‘Worth’ the Wait: As Lower Manhattan Population Soars, Alchemy Properties Builds Condos Atop Woolworth Building
Billy Gray March 19, 2013, 10 a.m.
The luxury residential real estate market has soared to unprecedented heights in the past year, in terms of both price tags and building heights. But none of today’s $100 million penthouses rest atop a quintessential New York building. That will change next year, when new condominiums at the Woolworth Building hit the market.
Last August, The New York Times reported that Alchemy Properties had paid $68 million in a deal with building owners the Witkoff Group and Cammeby’s International to turn the top 30 floors of the 100-year-old landmark building into 40 luxury apartments—including a trophy penthouse spanning a whopping five stories at the top.
“The project was brought to us sometime in April of last year,” said Kenneth Horn, the president and founder of Alchemy. “We’d looked at it many, many years ago, but it was more seriously brought to us last year, and quietly, because it was not a mass-marketed project.” Mr. Horn counted 55 people at the closing last summer, which speaks to the magnitude of the deal despite its relatively swift completion.
While Alchemy’s plans proceeded quickly, the idea of condos at the Woolworth Building has been floated since 2000 when Steve Witkoff presented it. (Plans were shelved after 9/11.) Since then, the residential population of lower Manhattan has nearly tripled, to about 60,000 people, and high-profile apartment towers like 8 Spruce Street have redefined the skyline.
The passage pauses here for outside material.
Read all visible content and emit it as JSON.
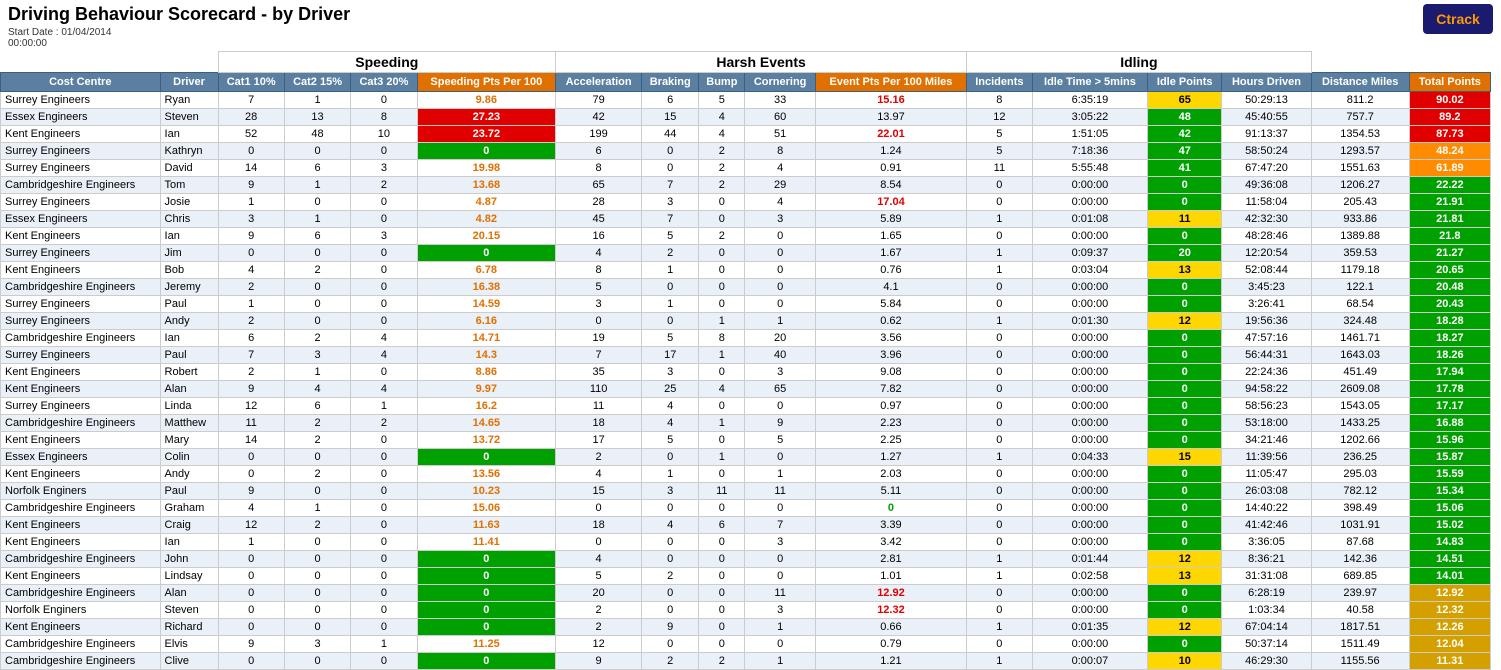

Alchemy’s purchase was well-timed, but not without hitches. The fact that Alchemy was only buying the upper portion of the 57-story building complicated matters. “Separately buying a condominium interest rather than a whole building is a complicated and sophisticated transaction,” Mr. Horn said. Specifically, Alchemy had to “go vertical” to get heat, electricity and plumbing from the basement mechanical systems.
Also, any work on a landmarked building must be done delicately. Alchemy is beginning formal meetings with the Landmarks Preservation Commission, but Mr. Horn emphasizes that any changes to the Woolworth Building’s terra cotta exterior will be minimal and unnoticeable from ground level. “We are 100 percent going to be respectful,” he said.
Interior work, meanwhile, will be done with an eye toward appealing to contemporary apartment shoppers with Downtown tastes. “The goal here is to have modern flair but also to work with the building, not change it,” Mr. Horn said. He added that it was premature to discuss pricing or apartment sizes, but did say sales would start around the first quarter of 2014. The Times article speculated that rents could reach $3,000 per square foot.
Many of Manhattan’s trophy apartments have recently gone to foreign oligarchs. Mr. Horn expects an array of buyers to show interest in the Woolworth Building. “I think it will attract a New York and an international crowd,” he said. “The views are probably better than at any other building in the city, and the property is an icon.”
The neighborhood is an additional draw, and one whose appeal should continue to grow. “Lower Manhattan has an entirely different feel than it did a decade ago,” Mr. Horn said. “I can’t think of another area in New York that’s going to go through such massive change over the next five years.”